LA ESCLAVITUD Y EL MUNDO ATLÁNTICO

El debate sobre las colonias y la economía europea sacó a colación de forma inevitable el tema de la esclavitud. Las islas azucareras del Caribe se contaban entre las posesiones más valoradas del mundo colonial, y el comercio del azúcar fue uno de los sectores principales de la economía occidental. El comercio atlántico de esclavos alcanzó su auge en el siglo XVIII. Los negreros europeos enviaron al menos un millón de africanos a la esclavitud del Nuevo Mundo a finales del siglo XVII, y un mínimo de seis millones durante el siglo XVIII. En cambio, hasta los pensadores más radicales, como Raynal y Diderot, vacilaron acerca de esta cuestión, y sus dudas revelan las tensiones del pensamiento ilustrado. El pensamiento ilustrado partía de la premisa de que los individuos están capacitados para razonar y gobernarse a sí mismos. La libertad moral individual ocupaba el centro de lo que la Ilustración consideraba una sociedad justa, estable y armoniosa. La esclavitud desafiaba la ley natural y la libertad natural. Montesquieu, por ejemplo, escribió que la ley civil creaba cadenas, pero la ley natural siempre las rompería. Casi todos los pensadores ilustrados condenaban la «esclavitud» en un sentido metafórico. Aquello de que la «mente debía liberarse de sus cadenas» o «el despotismo esclavizaba a los súbditos del rey» fueron frases recurrentes en muchos textos del siglo XVIII. Era muy común que los protagonistas de las novelas de este siglo, como el Cándido de Voltaire, se toparan con gente esclavizada e incluyeran la compasión en su educación moral. Sin embargo, los escritores trataron con más cautela la esclavitud real y el trabajo esclavo de los africanos.

Algunos pensadores ilustrados esquivaron el tema de la esclavitud. Otros reconciliaron los principios y la práctica de formas diversas. Adam Smith condenó la esclavitud por su escasa rentabilidad. Voltaire, impaciente por desenmascarar la hipocresía de sus contemporáneos, se preguntó si los europeos mirarían para otro lado en caso de que fueran ellos, y no los africanos, los esclavizados. En cambio, Voltaire no cuestionó su convencimiento de que los africanos eran inferiores. Montesquieu (oriundo de Burdeos, uno de los puertos principales del comercio atlántico) consideraba que la esclavitud degradaba por igual a amos y esclavos. Pero también sostenía que todas las sociedades equilibran sus sistemas de trabajo de acuerdo con sus necesidades concretas, y que el trabajo de los esclavos constituía uno de esos sistemas. Por último, como muchos pensadores ilustrados, Montesquieu defendía los derechos de propiedad, incluidos los de los dueños de esclavos.
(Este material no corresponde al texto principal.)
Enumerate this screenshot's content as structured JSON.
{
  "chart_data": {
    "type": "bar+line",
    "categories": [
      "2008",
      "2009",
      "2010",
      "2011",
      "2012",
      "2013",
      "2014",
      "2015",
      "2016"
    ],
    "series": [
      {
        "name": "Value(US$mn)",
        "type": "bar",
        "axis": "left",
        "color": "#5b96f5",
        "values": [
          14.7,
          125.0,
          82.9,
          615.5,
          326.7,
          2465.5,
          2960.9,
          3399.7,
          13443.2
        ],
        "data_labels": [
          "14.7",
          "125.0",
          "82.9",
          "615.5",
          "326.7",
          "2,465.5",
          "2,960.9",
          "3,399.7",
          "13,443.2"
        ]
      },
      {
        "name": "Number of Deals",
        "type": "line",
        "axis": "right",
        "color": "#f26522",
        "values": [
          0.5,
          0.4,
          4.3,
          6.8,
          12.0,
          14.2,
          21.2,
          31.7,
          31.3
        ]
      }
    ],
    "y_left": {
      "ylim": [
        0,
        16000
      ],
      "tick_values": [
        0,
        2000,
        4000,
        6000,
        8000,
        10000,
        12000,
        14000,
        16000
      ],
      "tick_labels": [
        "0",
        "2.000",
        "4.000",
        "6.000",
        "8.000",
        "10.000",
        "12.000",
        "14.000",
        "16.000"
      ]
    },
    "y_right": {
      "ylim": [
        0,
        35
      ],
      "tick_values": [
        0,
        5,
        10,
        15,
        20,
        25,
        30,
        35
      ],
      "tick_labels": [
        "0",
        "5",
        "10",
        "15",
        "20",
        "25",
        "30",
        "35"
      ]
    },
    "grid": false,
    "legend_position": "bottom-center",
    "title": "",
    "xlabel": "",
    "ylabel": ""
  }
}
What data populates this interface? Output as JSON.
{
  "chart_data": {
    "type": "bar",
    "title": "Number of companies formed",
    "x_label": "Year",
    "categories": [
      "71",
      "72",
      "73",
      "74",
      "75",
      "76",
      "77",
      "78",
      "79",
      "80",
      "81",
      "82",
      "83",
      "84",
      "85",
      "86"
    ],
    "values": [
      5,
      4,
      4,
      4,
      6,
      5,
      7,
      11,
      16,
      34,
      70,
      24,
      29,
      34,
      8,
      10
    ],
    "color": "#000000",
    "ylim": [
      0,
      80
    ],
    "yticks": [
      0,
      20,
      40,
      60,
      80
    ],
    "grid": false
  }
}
El artículo de la Enciclopedia dedicado al comercio de esclavos sí condenaba esa práctica en los términos más claros posibles, como una violación del autogobierno. Los movimientos humanitarios antiesclavistas, que aparecieron en la década de 1760, expusieron argumentos similares. Pero de la condena de la esclavitud a la libertad de los esclavos resultó haber un gran paso que pocos se mostraron dispuestos a dar. Al final, el determinismo ambiental ilustrado (la creencia de que el entorno determina el carácter) proporcionó una vía común para posponer la cuestión en su conjunto. La esclavitud corrompía a sus víctimas, destruía su virtud natural y aplastaba su amor natural por la libertad. Pero, por esta misma lógica, la gente esclavizada no estaba preparada para la libertad. La Sociedad de Amigos de los Negros de Brissot de Warville se caracterizó por exigir la abolición del comercio de esclavos, y también invitó a Thomas Jefferson, dueño de esclavos, a sumarse a la organización. Muy pocos abogaron por la abolición de la esclavitud y, así y todo, insistiendo en que la emancipación fuera gradual. La esclavitud resultó ser uno de los pocos temas en los que diferentes corrientes del pensamiento ilustrado llegaron a conclusiones distintas.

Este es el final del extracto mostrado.